An ultimately periodic sequence \(\Psi\) is defined as follows: There exists a positive integer \(k\) and a non-negative integer \(\ell\) such that for all \(n \geq k\), $$\Psi(n) = \Psi(n+\ell).$$ When this condition holds, we say that the sequence \(\Psi\) is \((k, \ell)\)-periodic.

To prove the existence of \((k^*, \ell^*)\), we can follow these steps: 1. First, notice that since \(\Psi\) is ultimately periodic, it has to be \((k, \ell)\)-periodic for some \(k\) and \(\ell\). 2. Define \(k^*\) as the minimum among all possible values of \(k\) such that \(\Psi\) is \((k, \ell)\)-periodic for some \(\ell\). 3. Now, for this fixed \(k^*\), consider all possible values of \(\ell\) such that \(\Psi\) is \((k^*, \ell)\)-periodic. Define \(\ell^*\) as the greatest common divisor of all these possible values of \(\ell\). By construction, we have defined a pair \((k^*, \ell^*)\). Now, we need to prove the required properties.

To establish the required properties, we must show the following: 1. \(\Psi\) is \((k^*, \ell^*)\)-periodic. 2. For every pair \((k, \ell)\) such that \(\Psi\) is \((k, \ell)\)-periodic, we have \(k^* \leq k\) and \(\ell^* \mid \ell\).
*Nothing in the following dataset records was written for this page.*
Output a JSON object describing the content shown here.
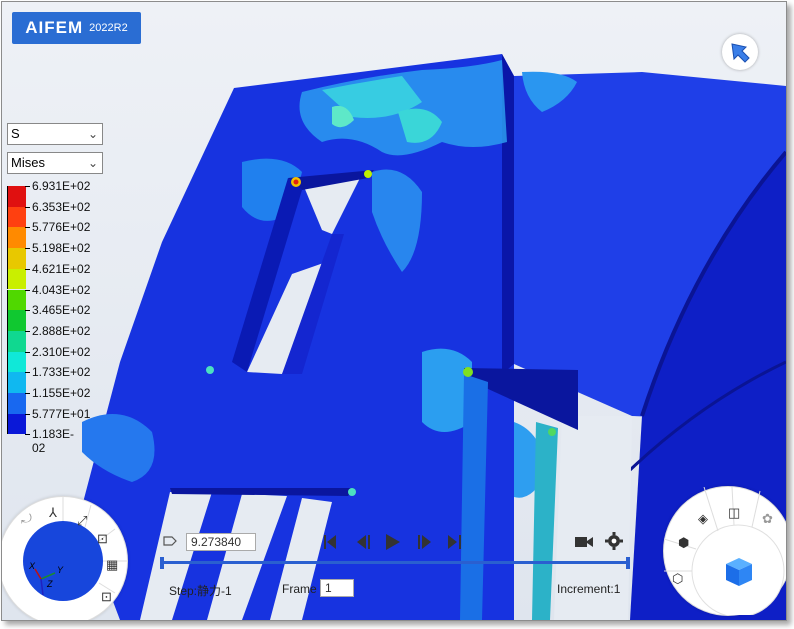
{
  "app": {
    "brand": "AIFEM",
    "version": "2022R2"
  },
  "field_select": {
    "value": "S"
  },
  "component_select": {
    "value": "Mises"
  },
  "legend": {
    "labels": [
      "6.931E+02",
      "6.353E+02",
      "5.776E+02",
      "5.198E+02",
      "4.621E+02",
      "4.043E+02",
      "3.465E+02",
      "2.888E+02",
      "2.310E+02",
      "1.733E+02",
      "1.155E+02",
      "5.777E+01",
      "1.183E-02"
    ],
    "colors": [
      "#e01010",
      "#ff4010",
      "#ff8a00",
      "#e8c800",
      "#c9ef00",
      "#50d800",
      "#10c830",
      "#10d890",
      "#10e8d8",
      "#10b8f0",
      "#1868f0",
      "#0a18d8"
    ]
  },
  "playback": {
    "time_value": "9.273840",
    "step_label": "Step:静力-1",
    "frame_label": "Frame",
    "frame_value": "1",
    "increment_label": "Increment:1",
    "progress": 1.0
  },
  "triad": {
    "x": "X",
    "y": "Y",
    "z": "Z"
  }
}
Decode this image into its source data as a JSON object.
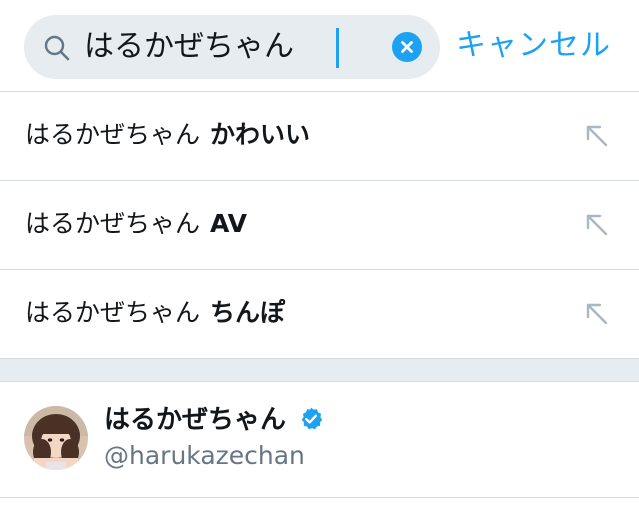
{
  "search": {
    "query": "はるかぜちゃん",
    "cancel_label": "キャンセル"
  },
  "suggestions": [
    {
      "prefix": "はるかぜちゃん",
      "suffix": "かわいい"
    },
    {
      "prefix": "はるかぜちゃん",
      "suffix": "AV"
    },
    {
      "prefix": "はるかぜちゃん",
      "suffix": "ちんぽ"
    }
  ],
  "user_result": {
    "display_name": "はるかぜちゃん",
    "handle": "@harukazechan",
    "verified": true
  },
  "colors": {
    "accent": "#1da1f2",
    "search_bg": "#e6ecf0",
    "divider": "#d6dbe0",
    "secondary_text": "#657786",
    "primary_text": "#14171a"
  },
  "icons": {
    "search": "magnifier-icon",
    "clear": "clear-x-icon",
    "fill": "arrow-up-left-icon",
    "verified": "verified-badge-icon"
  }
}
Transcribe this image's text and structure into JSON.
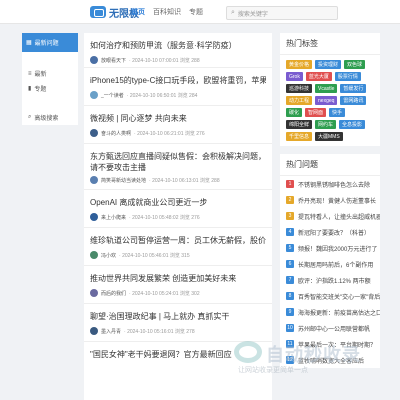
{
  "header": {
    "logo_text": "无限极",
    "nav": [
      "首页",
      "百科知识",
      "专题"
    ],
    "search_placeholder": "搜索关键字"
  },
  "sidebar": {
    "header": "最新问题",
    "items": [
      "最新",
      "专题"
    ],
    "footer": "高级搜索"
  },
  "feed": {
    "posts": [
      {
        "title": "如何治疗和预防甲流（服务意·科学防疫）",
        "author": "放眼看天下",
        "meta": "· 2024-10-10 07:00:01 浏览 288"
      },
      {
        "title": "iPhone15的type-C接口玩手段，欧盟将重罚，苹果会妥协么？",
        "author": "_一个读者",
        "meta": "· 2024-10-10 06:50:01 浏览 284"
      },
      {
        "title": "微视频 | 同心逐梦 共向未来",
        "author": "奋斗的人类啊",
        "meta": "· 2024-10-10 06:21:01 浏览 276"
      },
      {
        "title": "东方甄选回应直播间疑似售假：会积极解决问题，请不要攻击主播",
        "author": "简笑哥新幼当读处地",
        "meta": "· 2024-10-10 06:13:01 浏览 288"
      },
      {
        "title": "OpenAI 离成就商业公司更近一步",
        "author": "来上小爬来",
        "meta": "· 2024-10-10 05:48:02 浏览 276"
      },
      {
        "title": "维珍轨道公司暂停运营一周：员工休无薪假，股价暴跌50%",
        "author": "冯小欢",
        "meta": "· 2024-10-10 05:46:01 浏览 315"
      },
      {
        "title": "推动世界共同发展繁荣 创造更加美好未来",
        "author": "而后的我们",
        "meta": "· 2024-10-10 05:24:01 浏览 302"
      },
      {
        "title": "聊望·治国理政纪事 | 马上就办 真抓实干",
        "author": "墨入丹青",
        "meta": "· 2024-10-10 05:16:01 浏览 278"
      },
      {
        "title": "\"国民女神\"老干妈要退网？官方最新回应",
        "author": "",
        "meta": ""
      }
    ]
  },
  "hot_tags": {
    "title": "热门标签",
    "tags": [
      "黄金价格",
      "投资理财",
      "双色球",
      "Grok",
      "蓝光大厦",
      "股票行情",
      "巡游科技",
      "Vcastle",
      "暂缓发行",
      "动力工程",
      "nexgeq",
      "雷网路讯",
      "碳化",
      "智网面",
      "快手",
      "绵阳全鲜",
      "网约车",
      "全息投影",
      "千里信息",
      "大疆MMS"
    ],
    "colors": [
      "#e5a82a",
      "#3a8bd8",
      "#2e9e4f",
      "#7a5cd0",
      "#e04f4f",
      "#3a8bd8",
      "#333333",
      "#2e9e4f",
      "#3a8bd8",
      "#e5a82a",
      "#7a5cd0",
      "#3a8bd8",
      "#2e9e4f",
      "#e04f4f",
      "#3a8bd8",
      "#333333",
      "#2e9e4f",
      "#3a8bd8",
      "#e5a82a",
      "#333333"
    ]
  },
  "hot_questions": {
    "title": "热门问题",
    "items": [
      {
        "rank": "1",
        "text": "不锈钢黑锈咖啡色怎么去除"
      },
      {
        "rank": "2",
        "text": "乔丹亮现！黄健人伤逝董事长"
      },
      {
        "rank": "3",
        "text": "提瓦特看人，让撞头出超威机器"
      },
      {
        "rank": "4",
        "text": "新冠阳了要要改？（科普）"
      },
      {
        "rank": "5",
        "text": "频报！魏因我2000万元进行了"
      },
      {
        "rank": "6",
        "text": "长期居用吗前后，6个副作用"
      },
      {
        "rank": "7",
        "text": "欧评：沪指跌1.12% 两市额"
      },
      {
        "rank": "8",
        "text": "百秀智能交班关\"交心一家\"背后"
      },
      {
        "rank": "9",
        "text": "海海报更新：前疫苗高估达之口"
      },
      {
        "rank": "10",
        "text": "苏州邮中心一公用联营都帆"
      },
      {
        "rank": "11",
        "text": "苹果最后一次：平台期时期？"
      },
      {
        "rank": "12",
        "text": "蓝牧哺哨数宽大全客应后"
      }
    ],
    "rank_colors": [
      "#e04f4f",
      "#e5a82a",
      "#e5a82a",
      "#3a8bd8",
      "#3a8bd8",
      "#3a8bd8",
      "#3a8bd8",
      "#3a8bd8",
      "#3a8bd8",
      "#3a8bd8",
      "#3a8bd8",
      "#3a8bd8"
    ]
  },
  "watermark": {
    "text": "自动秒收录",
    "sub": "让网站收录更简单一点"
  }
}
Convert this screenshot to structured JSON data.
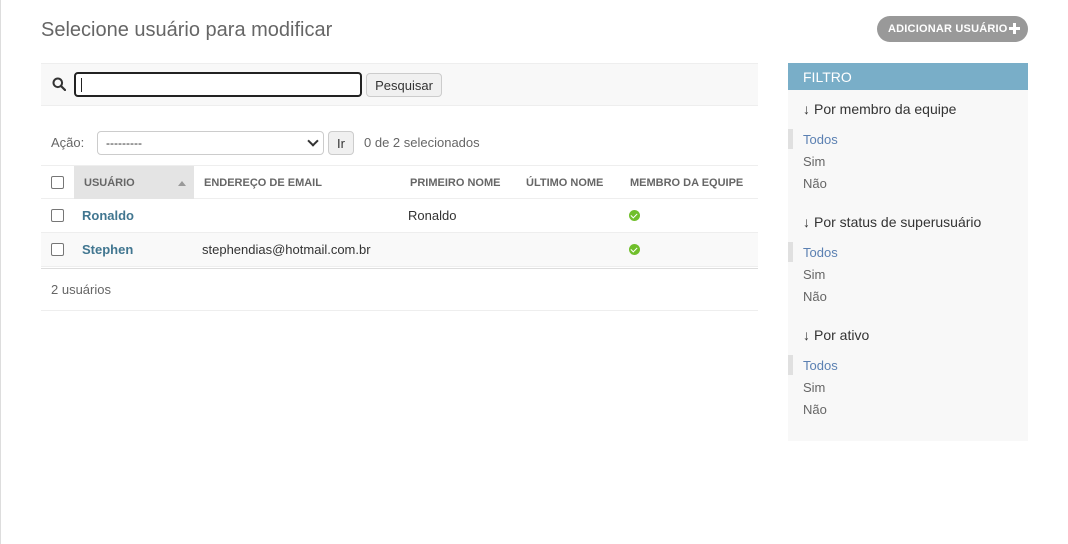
{
  "page": {
    "title": "Selecione usuário para modificar",
    "add_button_label": "ADICIONAR USUÁRIO"
  },
  "search": {
    "value": "",
    "button_label": "Pesquisar"
  },
  "actions": {
    "label": "Ação:",
    "selected_option": "---------",
    "go_label": "Ir",
    "selection_count": "0 de 2 selecionados"
  },
  "table": {
    "columns": [
      "USUÁRIO",
      "ENDEREÇO DE EMAIL",
      "PRIMEIRO NOME",
      "ÚLTIMO NOME",
      "MEMBRO DA EQUIPE"
    ],
    "rows": [
      {
        "username": "Ronaldo",
        "email": "",
        "first_name": "Ronaldo",
        "last_name": "",
        "staff": true
      },
      {
        "username": "Stephen",
        "email": "stephendias@hotmail.com.br",
        "first_name": "",
        "last_name": "",
        "staff": true
      }
    ],
    "count_text": "2 usuários"
  },
  "filter": {
    "title": "FILTRO",
    "groups": [
      {
        "title": "Por membro da equipe",
        "options": [
          "Todos",
          "Sim",
          "Não"
        ],
        "selected": "Todos"
      },
      {
        "title": "Por status de superusuário",
        "options": [
          "Todos",
          "Sim",
          "Não"
        ],
        "selected": "Todos"
      },
      {
        "title": "Por ativo",
        "options": [
          "Todos",
          "Sim",
          "Não"
        ],
        "selected": "Todos"
      }
    ]
  },
  "colors": {
    "filter_header": "#79aec8",
    "link": "#417690",
    "selected_filter": "#5b80b2",
    "yes_icon": "#70bf2b",
    "add_button": "#999999"
  },
  "icons": {
    "search": "search-icon",
    "add": "plus-icon",
    "sort": "sort-asc-icon",
    "yes": "check-circle-icon",
    "filter_arrow": "arrow-down-icon"
  }
}
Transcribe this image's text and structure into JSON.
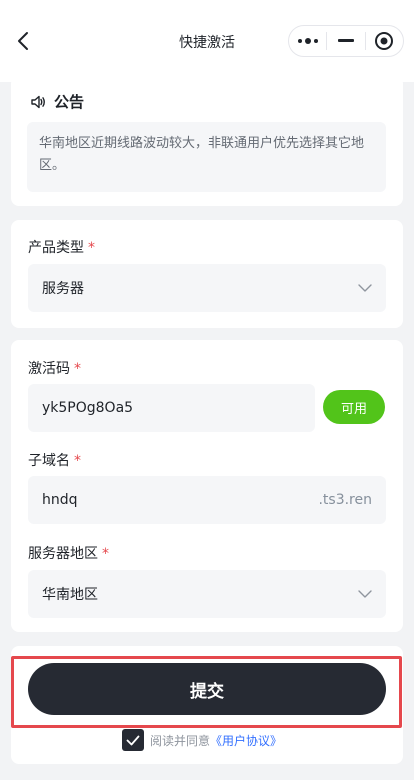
{
  "navbar": {
    "title": "快捷激活"
  },
  "notice": {
    "title": "公告",
    "text": "华南地区近期线路波动较大，非联通用户优先选择其它地区。"
  },
  "product_type": {
    "label": "产品类型",
    "required_mark": "*",
    "selected": "服务器"
  },
  "activation_code": {
    "label": "激活码",
    "required_mark": "*",
    "value": "yk5POg8Oa5",
    "status_button": "可用"
  },
  "subdomain": {
    "label": "子域名",
    "required_mark": "*",
    "value": "hndq",
    "suffix": ".ts3.ren"
  },
  "server_region": {
    "label": "服务器地区",
    "required_mark": "*",
    "selected": "华南地区"
  },
  "submit": {
    "label": "提交"
  },
  "agreement": {
    "text": "阅读并同意",
    "link": "《用户协议》",
    "checked": true
  },
  "colors": {
    "accent_dark": "#262a33",
    "available_green": "#52c41a",
    "required_red": "#e5484d",
    "link_blue": "#3370ff",
    "highlight_red": "#e5484d"
  },
  "icons": {
    "back": "chevron-left-icon",
    "more": "more-dots-icon",
    "minimize": "minus-icon",
    "close": "target-icon",
    "notice": "speaker-icon",
    "dropdown": "chevron-down-icon",
    "check": "check-icon"
  }
}
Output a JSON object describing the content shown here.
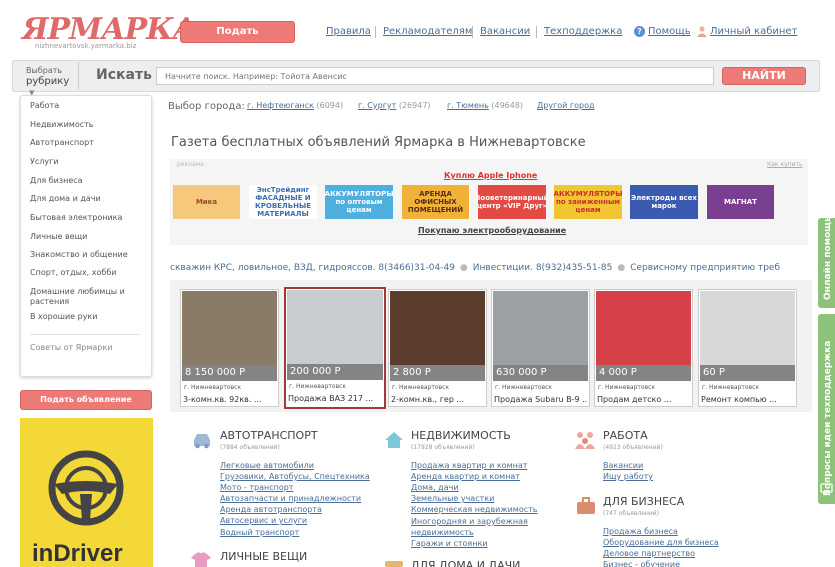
{
  "header": {
    "logo": "ЯРМАРКА",
    "logo_sub": "nizhnevartovsk.yarmarka.biz",
    "post_button": "Подать объявление",
    "nav": [
      "Правила",
      "Рекламодателям",
      "Вакансии",
      "Техподдержка"
    ],
    "help": "Помощь",
    "cabinet": "Личный кабинет",
    "help_icon": "question-icon",
    "user_icon": "user-icon"
  },
  "search": {
    "rubric_line1": "Выбрать",
    "rubric_line2": "рубрику",
    "label": "Искать",
    "placeholder": "Начните поиск. Например: Тойота Авенсис",
    "button": "НАЙТИ"
  },
  "sidebar": {
    "items": [
      "Работа",
      "Недвижимость",
      "Автотранспорт",
      "Услуги",
      "Для бизнеса",
      "Для дома и дачи",
      "Бытовая электроника",
      "Личные вещи",
      "Знакомство и общение",
      "Спорт, отдых, хобби",
      "Домашние любимцы и растения",
      "В хорошие руки"
    ],
    "tips": "Советы от Ярмарки",
    "post_button": "Подать объявление",
    "banner": "inDriver"
  },
  "city": {
    "label": "Выбор города:",
    "cities": [
      {
        "name": "г. Нефтеюганск",
        "count": "(6094)"
      },
      {
        "name": "г. Сургут",
        "count": "(26947)"
      },
      {
        "name": "г. Тюмень",
        "count": "(49648)"
      }
    ],
    "other": "Другой город"
  },
  "page_title": "Газета бесплатных объявлений Ярмарка в Нижневартовске",
  "ads": {
    "label": "реклама",
    "how": "Как купить",
    "buy_iphone": "Куплю Apple Iphone",
    "buy_el": "Покупаю электрооборудование",
    "banners": [
      {
        "text": "Мика",
        "bg": "#f6c87b",
        "color": "#a0452f"
      },
      {
        "text": "ЭнсТрейдинг ФАСАДНЫЕ И КРОВЕЛЬНЫЕ МАТЕРИАЛЫ",
        "bg": "#ffffff",
        "color": "#3b6fb0"
      },
      {
        "text": "АККУМУЛЯТОРЫ по оптовым ценам",
        "bg": "#4fb0e0",
        "color": "#ffffff"
      },
      {
        "text": "АРЕНДА ОФИСНЫХ ПОМЕЩЕНИЙ",
        "bg": "#f0b23a",
        "color": "#5a2c10"
      },
      {
        "text": "Зооветеринарный центр «VIP Друг»",
        "bg": "#e24a43",
        "color": "#ffffff"
      },
      {
        "text": "АККУМУЛЯТОРЫ по заниженным ценам",
        "bg": "#f2c532",
        "color": "#c9302c"
      },
      {
        "text": "Электроды всех марок",
        "bg": "#3b5bb0",
        "color": "#ffffff"
      },
      {
        "text": "МАГНАТ",
        "bg": "#7a3f90",
        "color": "#ffffff"
      }
    ]
  },
  "ticker": [
    "скважин КРС, ловильное, ВЗД, гидрояссов. 8(3466)31-04-49",
    "Инвестиции. 8(932)435-51-85",
    "Сервисному предприятию треб"
  ],
  "listings": [
    {
      "price": "8 150 000 Р",
      "city": "г. Нижневартовск",
      "title": "3-комн.кв. 92кв. ...",
      "img": "#8a7a68"
    },
    {
      "price": "200 000 Р",
      "city": "г. Нижневартовск",
      "title": "Продажа ВАЗ 217 ...",
      "img": "#c9ccd0"
    },
    {
      "price": "2 800 Р",
      "city": "г. Нижневартовск",
      "title": "2-комн.кв., гер ...",
      "img": "#5a3d2c"
    },
    {
      "price": "630 000 Р",
      "city": "г. Нижневартовск",
      "title": "Продажа Subaru В-9 ...",
      "img": "#9aa0a4"
    },
    {
      "price": "4 000 Р",
      "city": "г. Нижневартовск",
      "title": "Продам детско ...",
      "img": "#d64048"
    },
    {
      "price": "60 Р",
      "city": "г. Нижневартовск",
      "title": "Ремонт компью ...",
      "img": "#d8d8d8"
    }
  ],
  "categories": {
    "auto": {
      "title": "АВТОТРАНСПОРТ",
      "count": "(7884 объявлений)",
      "links": [
        "Легковые автомобили",
        "Грузовики, Автобусы, Спецтехника",
        "Мото - транспорт",
        "Автозапчасти и принадлежности",
        "Аренда автотранспорта",
        "Автосервис и услуги",
        "Водный транспорт"
      ],
      "icon": "car-icon"
    },
    "realty": {
      "title": "НЕДВИЖИМОСТЬ",
      "count": "(17928 объявлений)",
      "links": [
        "Продажа квартир и комнат",
        "Аренда квартир и комнат",
        "Дома, дачи",
        "Земельные участки",
        "Коммерческая недвижимость",
        "Иногородняя и зарубежная недвижимость",
        "Гаражи и стоянки"
      ],
      "icon": "house-icon"
    },
    "work": {
      "title": "РАБОТА",
      "count": "(4923 объявлений)",
      "links": [
        "Вакансии",
        "Ищу работу"
      ],
      "icon": "people-icon"
    },
    "business": {
      "title": "ДЛЯ БИЗНЕСА",
      "count": "(747 объявлений)",
      "links": [
        "Продажа бизнеса",
        "Оборудование для бизнеса",
        "Деловое партнерство",
        "Бизнес - обучение"
      ],
      "icon": "briefcase-icon"
    },
    "personal": {
      "title": "ЛИЧНЫЕ ВЕЩИ"
    },
    "home": {
      "title": "ДЛЯ ДОМА И ДАЧИ"
    }
  },
  "side_tabs": [
    "Онлайн помощь",
    "Вопросы идеи техподдержка"
  ]
}
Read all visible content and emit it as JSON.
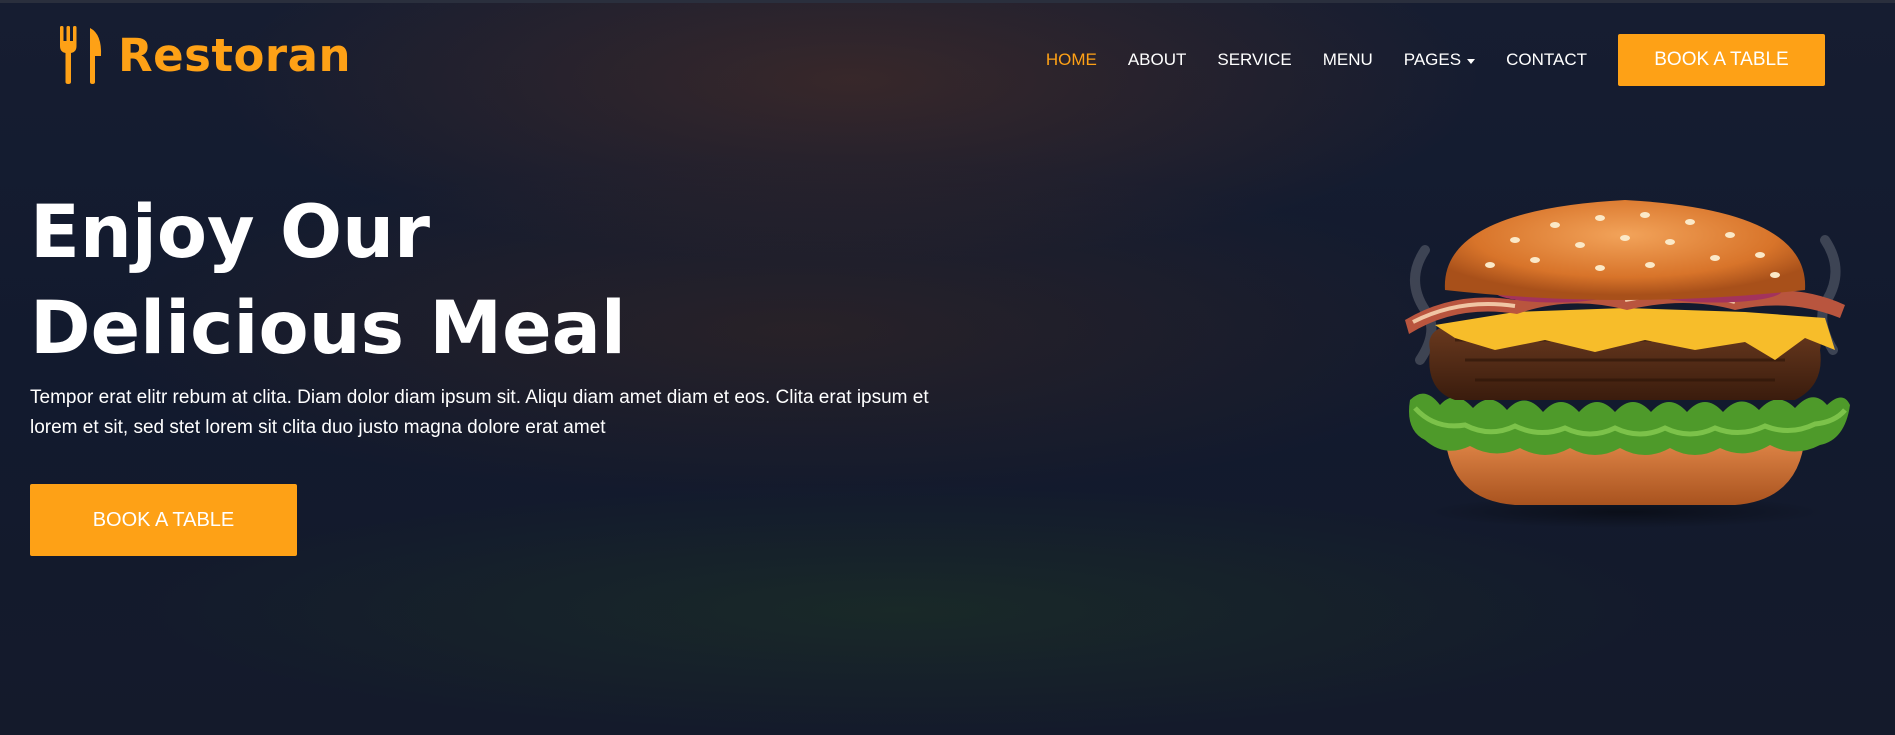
{
  "brand": {
    "name": "Restoran",
    "icon": "utensils-icon",
    "color": "#fea116"
  },
  "nav": {
    "links": [
      {
        "label": "HOME",
        "active": true
      },
      {
        "label": "ABOUT",
        "active": false
      },
      {
        "label": "SERVICE",
        "active": false
      },
      {
        "label": "MENU",
        "active": false
      },
      {
        "label": "PAGES",
        "active": false,
        "dropdown": true
      },
      {
        "label": "CONTACT",
        "active": false
      }
    ],
    "cta_label": "BOOK A TABLE"
  },
  "hero": {
    "title_line1": "Enjoy Our",
    "title_line2": "Delicious Meal",
    "text": "Tempor erat elitr rebum at clita. Diam dolor diam ipsum sit. Aliqu diam amet diam et eos. Clita erat ipsum et lorem et sit, sed stet lorem sit clita duo justo magna dolore erat amet",
    "cta_label": "BOOK A TABLE",
    "image": "burger-image"
  },
  "colors": {
    "accent": "#fea116",
    "background": "#0f1729",
    "text": "#ffffff"
  }
}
For Property 1, we know that \(\Psi\) is ultimately periodic, and there exist some values of \(k\) and \(\ell\) such that \(\Psi\) is \((k, \ell)\)-periodic. Since \(k^*\) is the minimum value of \(k\) with this property, it follows that \(\Psi\) is \((k^*, \ell)\)-periodic for some \(\ell\). Then, from the definition of \(\ell^*\), we know that \(\ell^* \mid \ell\). It follows immediately that \(\Psi\) is \((k^*, \ell^*)\)-periodic. For Property 2, we are given any pair \((k, \ell)\) such that \(\Psi\) is \((k, \ell)\)-periodic. By definition of \(k^*\), we know that \(k^* \leq k\). Moreover, we know that \(\Psi\) is \((k^*, \ell)\)-periodic for some \(\ell\), and \(\ell^*\) is the greatest common divisor of all these possible values of \(\ell\). Therefore, \(\ell^* \mid \ell\), as required.

We have shown that there exists a pair \((k^*, \ell^*)\) such that the given sequence \(\Psi\) is \((k^*, \ell^*)\)-periodic, with the properties that for every pair \((k, \ell)\) such that \(\Psi\) is \((k, \ell)\)-periodic, we have \(k^* \leq k\) and \(\ell^* \mid \ell\). Therefore, our proof is complete, and we have shown the required result.